Objective To describe differences in term birth size between Pakistani origin and White British origin infants and investigate whether the magnitude of any differences changes depending on whether the parents and grandparents of Pakistani infants are born in the UK or South Asia.

Design Birth cohort study (Born in Bradford (BiB)).

Setting Bradford, UK.

Participants 1838 White British and 2222 Pakistani mothers and their babies who were born between 2007 and 2009.

Main outcome measures Birthweight; head, arm and abdominal circumference; subscapular and triceps skinfolds.
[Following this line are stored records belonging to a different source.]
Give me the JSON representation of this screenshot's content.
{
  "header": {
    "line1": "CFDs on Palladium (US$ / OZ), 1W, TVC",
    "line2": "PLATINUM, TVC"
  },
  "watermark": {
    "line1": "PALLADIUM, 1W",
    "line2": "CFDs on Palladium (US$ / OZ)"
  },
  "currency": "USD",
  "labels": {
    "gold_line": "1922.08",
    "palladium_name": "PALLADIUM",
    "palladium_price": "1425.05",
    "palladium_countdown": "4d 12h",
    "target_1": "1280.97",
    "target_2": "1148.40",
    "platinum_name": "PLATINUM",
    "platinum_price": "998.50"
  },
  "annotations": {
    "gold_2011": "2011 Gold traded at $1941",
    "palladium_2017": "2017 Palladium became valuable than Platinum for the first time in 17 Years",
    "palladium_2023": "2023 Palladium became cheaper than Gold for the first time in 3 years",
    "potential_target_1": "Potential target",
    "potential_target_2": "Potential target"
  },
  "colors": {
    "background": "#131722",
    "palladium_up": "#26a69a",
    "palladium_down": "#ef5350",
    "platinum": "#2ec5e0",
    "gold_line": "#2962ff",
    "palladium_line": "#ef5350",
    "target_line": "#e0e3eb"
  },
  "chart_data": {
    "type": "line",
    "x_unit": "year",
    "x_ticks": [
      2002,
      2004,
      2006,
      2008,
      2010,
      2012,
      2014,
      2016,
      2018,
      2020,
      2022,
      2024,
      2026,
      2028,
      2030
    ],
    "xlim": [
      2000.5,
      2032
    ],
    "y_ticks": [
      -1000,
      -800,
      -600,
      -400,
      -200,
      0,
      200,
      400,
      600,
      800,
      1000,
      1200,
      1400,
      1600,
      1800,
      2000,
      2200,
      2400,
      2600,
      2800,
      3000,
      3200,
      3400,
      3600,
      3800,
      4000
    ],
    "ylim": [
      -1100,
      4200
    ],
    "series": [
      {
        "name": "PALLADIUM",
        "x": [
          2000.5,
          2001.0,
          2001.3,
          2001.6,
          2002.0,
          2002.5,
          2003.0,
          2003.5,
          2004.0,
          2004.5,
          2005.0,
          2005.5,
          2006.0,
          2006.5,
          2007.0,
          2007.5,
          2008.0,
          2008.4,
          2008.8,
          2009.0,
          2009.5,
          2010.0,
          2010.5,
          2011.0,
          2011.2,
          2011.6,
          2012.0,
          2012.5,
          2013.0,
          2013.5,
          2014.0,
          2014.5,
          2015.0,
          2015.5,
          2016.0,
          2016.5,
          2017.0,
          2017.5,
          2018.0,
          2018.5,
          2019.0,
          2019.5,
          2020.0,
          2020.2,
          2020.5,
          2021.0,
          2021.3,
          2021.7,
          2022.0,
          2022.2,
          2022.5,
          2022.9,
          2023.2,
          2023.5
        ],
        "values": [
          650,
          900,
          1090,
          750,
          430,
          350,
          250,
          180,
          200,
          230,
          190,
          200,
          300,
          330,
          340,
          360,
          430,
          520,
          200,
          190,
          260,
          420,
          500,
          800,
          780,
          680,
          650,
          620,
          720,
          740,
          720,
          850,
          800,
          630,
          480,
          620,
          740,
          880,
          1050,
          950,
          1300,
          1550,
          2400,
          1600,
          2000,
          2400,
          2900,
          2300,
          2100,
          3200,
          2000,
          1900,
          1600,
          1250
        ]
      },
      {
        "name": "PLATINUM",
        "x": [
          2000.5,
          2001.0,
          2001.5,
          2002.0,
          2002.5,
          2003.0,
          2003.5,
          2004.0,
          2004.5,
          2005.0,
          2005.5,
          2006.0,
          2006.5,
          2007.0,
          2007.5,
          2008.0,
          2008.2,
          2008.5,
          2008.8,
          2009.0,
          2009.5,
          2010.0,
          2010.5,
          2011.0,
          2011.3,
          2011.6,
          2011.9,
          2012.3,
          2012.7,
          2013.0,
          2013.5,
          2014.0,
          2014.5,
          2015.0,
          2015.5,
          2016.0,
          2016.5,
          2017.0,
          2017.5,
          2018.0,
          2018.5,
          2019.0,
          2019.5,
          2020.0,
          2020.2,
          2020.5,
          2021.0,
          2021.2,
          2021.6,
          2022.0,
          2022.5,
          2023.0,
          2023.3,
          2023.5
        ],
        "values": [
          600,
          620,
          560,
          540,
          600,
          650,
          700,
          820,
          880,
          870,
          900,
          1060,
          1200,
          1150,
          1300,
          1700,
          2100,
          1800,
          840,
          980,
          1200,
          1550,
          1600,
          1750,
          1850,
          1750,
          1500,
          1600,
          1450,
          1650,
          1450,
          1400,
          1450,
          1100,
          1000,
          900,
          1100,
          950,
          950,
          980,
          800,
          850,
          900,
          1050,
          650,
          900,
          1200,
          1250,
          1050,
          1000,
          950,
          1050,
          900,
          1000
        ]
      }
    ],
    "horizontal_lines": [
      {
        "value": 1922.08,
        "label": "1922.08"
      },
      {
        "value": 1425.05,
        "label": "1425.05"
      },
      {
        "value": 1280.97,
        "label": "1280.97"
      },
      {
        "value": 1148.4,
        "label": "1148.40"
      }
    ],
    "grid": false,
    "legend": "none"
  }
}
Results Pakistani infants were lighter (mean difference 280.5 g; 95% CI −318.4 to −242.5) than White British infants and were smaller in all other measurements following adjustment for socioeconomic position and smoking. Differences were least for subscapular skinfold thickness (mean z-score difference −0.20; 95% CI −0.29 to −0.11) and greatest for abdominal circumference (mean z-score difference −0.56; 95% CI −0.64 to −0.47). The magnitudes of differences from White British infants did not differ substantively by generation.

Conclusions Pakistani infants were smaller in all measurements but had a tendency to greater central obesity (as indicated by subscapular skinfold thickness). Differences do not appear to differ markedly across generations. This suggests that differences may be genetically driven or are affected by epigenetic or persisting behaviour characteristics.